Bonus boosts Guard recruiting
Washington Post
WASHINGTON — The Army National Guard, which has suffered a severe three-year recruiting slump, has begun to reel in soldiers in record numbers, aided in part by a new initiative that pays Guard members $2,000 for each person they help enlist.
Through February, the Army Guard signed up more than 26,000 soldiers in the first five months of fiscal 2006, exceeding its target by 7 percent in its best performance in 13 years. At this pace, Guard leaders say they are confident they will reach their goal of boosting manpower from the current 336,000 to the congressionally authorized level of 350,000 by the end of the year.
"Will we make 350,000? The answer is: Absolutely," said Lt. Gen. H. Steven Blum, chief of the National Guard Bureau.
One factor in the recruiting success is the initiative, expanded to 22 states in December, that christened 31,000 Guard members nationwide as "recruiting assistants" who can earn $2,000 for every enlistee — $1,000 when the recruit signs a contract and another $1,000 when he or she enters boot camp or completes four months of service.
The rebound is striking because since 2003, the Army Guard has performed worse in annual recruiting than any other branch of the U.S. military. The Guard was shrinking while it was being asked to shoulder a big part of the burden in Iraq. Together with the Army Reserve it supplied as many as 40 percent of the troops in Iraq while also dispatching tens of thousands of its members to domestic disasters.
Today, the Guard is surpassing its goals and growing in strength — a welcome boost for an all-volunteer Army stretched thin by unprecedented deployments. In recent months, the Guard enlisted nearly as many troops as the active-duty Army, even though it is a much smaller force. Indeed, the Army Guard, present in about 3,500 U.S. communities, will launch pilot programs this year to recruit for the entire Army.

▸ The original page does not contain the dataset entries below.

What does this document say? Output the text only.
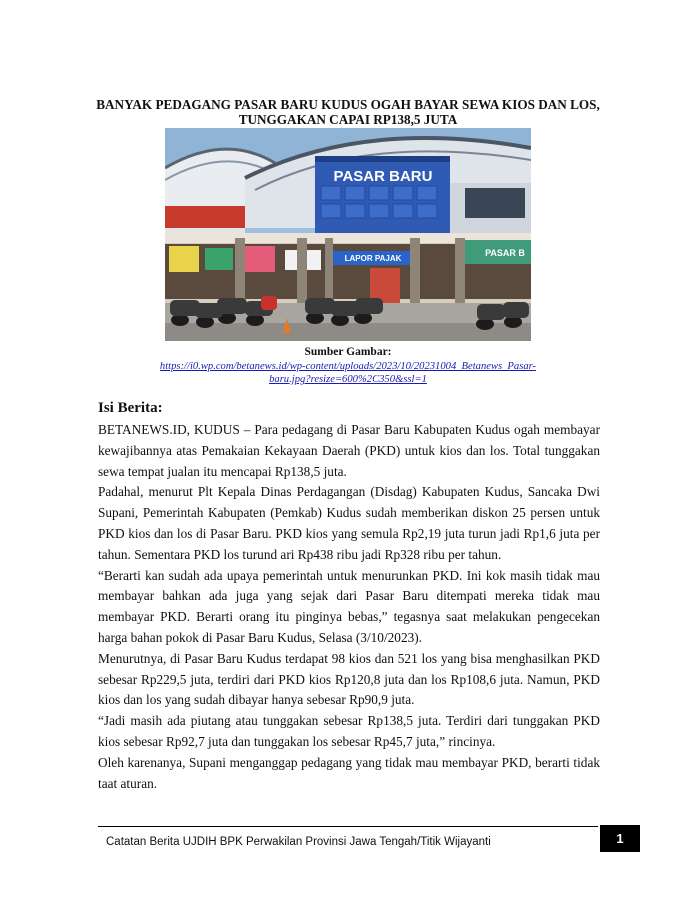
BANYAK PEDAGANG PASAR BARU KUDUS OGAH BAYAR SEWA KIOS DAN LOS, TUNGGAKAN CAPAI RP138,5 JUTA
PASAR BARU
LAPOR PAJAK
PASAR B
Sumber Gambar:
https://i0.wp.com/betanews.id/wp-content/uploads/2023/10/20231004_Betanews_Pasar-baru.jpg?resize=600%2C350&ssl=1
Isi Berita:

BETANEWS.ID, KUDUS – Para pedagang di Pasar Baru Kabupaten Kudus ogah membayar kewajibannya atas Pemakaian Kekayaan Daerah (PKD) untuk kios dan los. Total tunggakan sewa tempat jualan itu mencapai Rp138,5 juta.

Padahal, menurut Plt Kepala Dinas Perdagangan (Disdag) Kabupaten Kudus, Sancaka Dwi Supani, Pemerintah Kabupaten (Pemkab) Kudus sudah memberikan diskon 25 persen untuk PKD kios dan los di Pasar Baru. PKD kios yang semula Rp2,19 juta turun jadi Rp1,6 juta per tahun. Sementara PKD los turund ari Rp438 ribu jadi Rp328 ribu per tahun.

“Berarti kan sudah ada upaya pemerintah untuk menurunkan PKD. Ini kok masih tidak mau membayar bahkan ada juga yang sejak dari Pasar Baru ditempati mereka tidak mau membayar PKD. Berarti orang itu pinginya bebas,” tegasnya saat melakukan pengecekan harga bahan pokok di Pasar Baru Kudus, Selasa (3/10/2023).

Menurutnya, di Pasar Baru Kudus terdapat 98 kios dan 521 los yang bisa menghasilkan PKD sebesar Rp229,5 juta, terdiri dari PKD kios Rp120,8 juta dan los Rp108,6 juta. Namun, PKD kios dan los yang sudah dibayar hanya sebesar Rp90,9 juta.

“Jadi masih ada piutang atau tunggakan sebesar Rp138,5 juta. Terdiri dari tunggakan PKD kios sebesar Rp92,7 juta dan tunggakan los sebesar Rp45,7 juta,” rincinya.

Oleh karenanya, Supani menganggap pedagang yang tidak mau membayar PKD, berarti tidak taat aturan.

Catatan Berita UJDIH BPK Perwakilan Provinsi Jawa Tengah/Titik Wijayanti	1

The prospect of serving in a violent Iraq is still part of the equation for potential recruits, and Army officials say more frequent deployments have hurt recruitment for the active-duty Army, which began suffering shortfalls last year. The Guard has tried to address that concern by establishing a rotation cycle of one year abroad for every five years at home, which lends more predictability to the commitment, recruiters and military analysts say.
Hawai'i Guard and Reserve units returned this year from 15-month deployments to Iraq.